From design “by and for the few” to design applied in every imaginable sector. That is the fundamental difference between the first and the twentieth edition of the ADI Compasso d’Oro, a difference made clear by this year’s event which celebrate the institution’s half century.
The point was underlined by the fact that this year’s Compasso d’Oro awards went to products as diverse as motor vehicles, urban and domestic furniture, lamps, components, graphic designs and exhibition layouts. Even so, it was clear that there were still fewer awards in graphic design, visual communication and websites than those sectors deserved, possibly because selection procedures have failed to keep pace with changing industrial realties. “Website designs” we read in the Jury report, “were unimaginative and less than user-friendly, revealing an inability to distinguish between a printed page and an interactive screen”.
Of the 16 awards, three went to motorised transport: Giorgetto Giugiaro’s Brera for Alfa Romeo and Bertone’s New Panda for Fiat, as well as German Frers’ sailing boat for Wally.

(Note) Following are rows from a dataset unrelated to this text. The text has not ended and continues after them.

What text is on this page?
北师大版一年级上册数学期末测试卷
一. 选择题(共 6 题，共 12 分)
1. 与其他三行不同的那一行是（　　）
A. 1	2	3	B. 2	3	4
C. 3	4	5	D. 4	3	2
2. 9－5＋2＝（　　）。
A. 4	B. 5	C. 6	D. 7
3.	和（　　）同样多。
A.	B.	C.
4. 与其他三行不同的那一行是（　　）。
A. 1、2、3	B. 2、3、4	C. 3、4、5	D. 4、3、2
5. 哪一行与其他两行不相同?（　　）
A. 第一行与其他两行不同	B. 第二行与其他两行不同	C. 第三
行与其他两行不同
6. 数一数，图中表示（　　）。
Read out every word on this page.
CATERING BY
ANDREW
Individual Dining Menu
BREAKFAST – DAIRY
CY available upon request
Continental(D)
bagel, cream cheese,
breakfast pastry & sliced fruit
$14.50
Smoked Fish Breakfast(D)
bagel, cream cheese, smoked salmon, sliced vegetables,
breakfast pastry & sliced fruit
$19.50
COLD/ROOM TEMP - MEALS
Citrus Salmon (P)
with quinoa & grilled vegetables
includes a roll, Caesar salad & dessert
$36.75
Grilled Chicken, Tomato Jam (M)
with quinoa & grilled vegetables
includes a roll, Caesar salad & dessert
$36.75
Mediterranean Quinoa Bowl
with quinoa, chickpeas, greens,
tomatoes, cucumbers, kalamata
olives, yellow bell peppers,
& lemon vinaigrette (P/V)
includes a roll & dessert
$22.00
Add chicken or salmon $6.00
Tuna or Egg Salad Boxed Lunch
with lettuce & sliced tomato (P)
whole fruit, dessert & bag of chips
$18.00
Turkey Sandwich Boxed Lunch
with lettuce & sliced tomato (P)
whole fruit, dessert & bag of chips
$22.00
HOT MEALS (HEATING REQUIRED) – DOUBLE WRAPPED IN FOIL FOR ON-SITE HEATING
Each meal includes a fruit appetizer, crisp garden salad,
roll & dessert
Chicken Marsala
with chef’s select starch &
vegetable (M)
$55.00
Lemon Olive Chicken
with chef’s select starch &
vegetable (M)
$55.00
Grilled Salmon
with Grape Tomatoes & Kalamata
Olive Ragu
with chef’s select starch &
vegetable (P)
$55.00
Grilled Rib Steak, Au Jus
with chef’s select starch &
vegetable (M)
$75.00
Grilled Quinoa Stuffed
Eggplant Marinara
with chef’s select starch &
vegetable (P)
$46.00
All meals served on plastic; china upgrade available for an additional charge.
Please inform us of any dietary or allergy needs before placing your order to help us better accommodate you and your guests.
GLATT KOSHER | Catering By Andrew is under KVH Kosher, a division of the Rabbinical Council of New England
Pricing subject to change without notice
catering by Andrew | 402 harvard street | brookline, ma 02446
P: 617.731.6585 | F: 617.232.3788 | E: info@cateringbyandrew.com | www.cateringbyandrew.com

The innovative composition of this year’s jury (all of them Museum Directors from around the world, except for Chairman Richard Sapper, the only designer) obviously influenced the outcome of the selection process.
“While, in general the jury noted a healthy variety of well-designed objects”, stated the report, but they also “encountered a certain imbalance in the range of products presented, which suggests over-investment in areas like seating design (…) matched by lack of interest in the design of instruments and domestic articles”. The jury also noticed a scarcity of original and well designed items in the electronics and electrical equipment sectors, as well as the total absence of entries from sectors like tools and instruments.